【インタビュー】「キレイ-神様と待ち合わせした女-」阿部サダヲ、大河ドラマ主演を経て臨む舞台「新しい気持ちで挑もうと思う」

エンタメOVO / 2019年10月8日 12時0分

マジシャン役の阿部サダヲ

 2000年に大人計画を主宰する松尾スズキによる本格ミュージカルとしてBunkamuraシアターコクーンで初演されて以降、再演を重ねている「キレイ-神様と待ち合わせした女-」。12月4日からは、キャストを新たに4度目の上演がスタートする。戦争・民族紛争・少女監禁といった独特な設定やストーリーを、松尾ならではの視点で描き、演劇界に大きな衝撃を与えた本作に、初演時から出演し、今回はマジシャン役を演じる阿部サダヲに、公演への意気込みを聞いた。

-4度目の出演が決まったお気持ちは?

 4度目ではあるのですが、毎回同じ役ではないので、すごく新鮮に感じています。まさか自分がマジシャンという役をやると思っていなかったのでこの役をやれることも、そして、初演時に僕が演じたハリコナという役を、今回は神木(隆之介)くんがやるのも楽しみです。僕が初演でハリコナを演じたときは、30歳だったのですが、改めてすごいことだなと思っています。初演から20年近くたっているということですから。

-阿部さんが思う、本作の魅力は?

 何回上演しても面白いし、色あせないことだと思います。20年近く前の作品なのに、現在に通じるような事件が描かれていて、古い作品だと思えない。場所も特定していないし、時代も分からない作品ですが、だからこそ、いつの時代にもマッチする。なんとも不思議な作品だと思います。今回、マジシャンを演じるので、マジシャン側で考えてみれば、マジシャンのような事件を起こす人も世の中にはいるでしょうし、彼のような悲しい人、思いがかなわない人も現在にも存在すると思うので、共感できる部分もあるのではないかと思います。
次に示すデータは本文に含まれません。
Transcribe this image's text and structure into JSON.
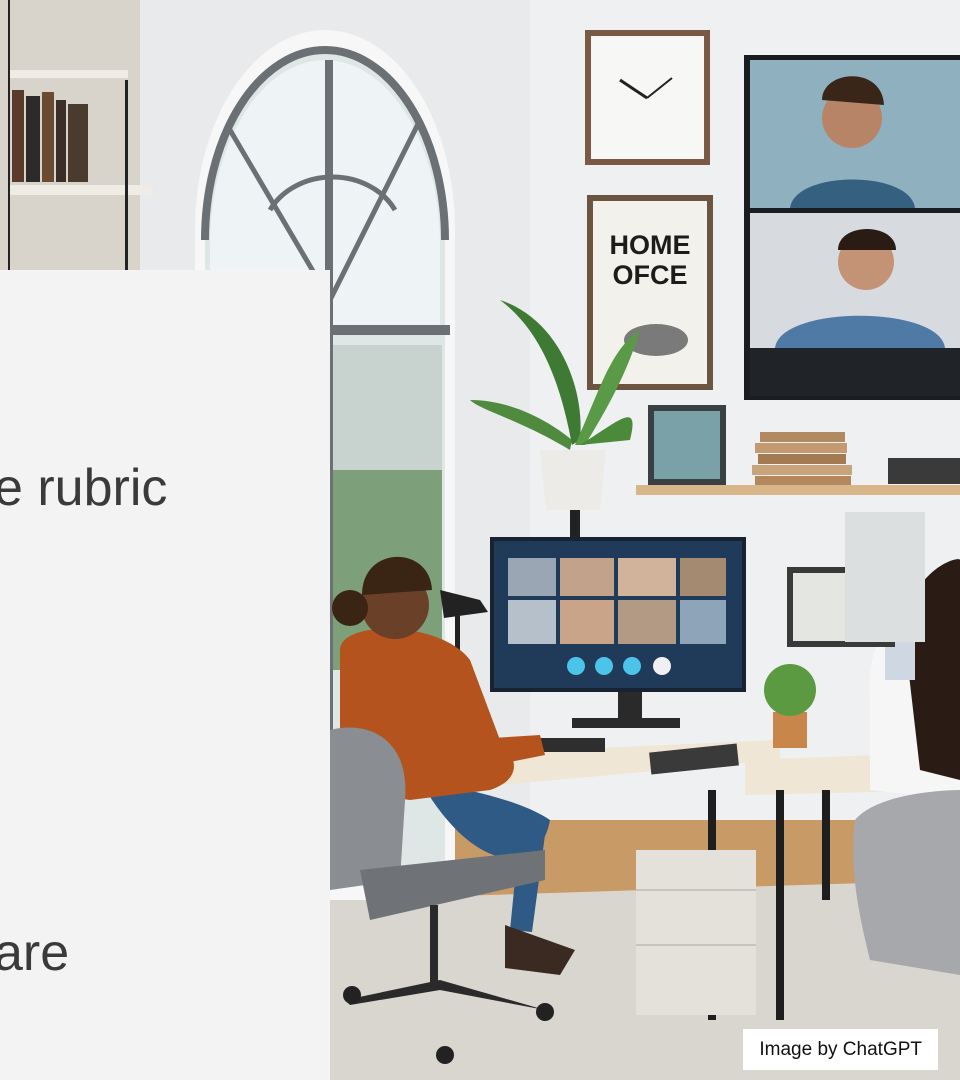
{
  "slide": {
    "text_line_1": "e rubric",
    "text_line_2": "are"
  },
  "photo": {
    "wall_poster": [
      "HOME",
      "OFCE"
    ],
    "caption": "Image by ChatGPT"
  },
  "colors": {
    "slide_background": "#f3f3f3",
    "slide_text": "#3a3a3a",
    "caption_background": "#ffffff"
  }
}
-今現在、マジシャンという役をどのように捉え、どんなところを意識して演じようと思っていますか。

 今までまったく意識していなかったから、全部意識していますよ(笑)。でも、(本作は)これまで3回上演されていますが、3回ともマジシャン役は違う方がやっていて、三者三様だったと思うので、やりようはたくさんあると思っています。

-本作では、これまではご自身も出演されていた松尾さんが演出に専念されるそうですね。

 初めてなんですよね、演出に懸けているというのは。なので、実際にはどうなるかは分からないですが(笑)、ただ、本気のミュージカルをやろうとはしているんだと思います。まあ、本気とはいっても、松尾さんは本気でおかしいことをやるのが大好きなので、笑いの部分でも持ってくるのかなと思いますが。いずれにしろ、今までの焼き直しではないと思います。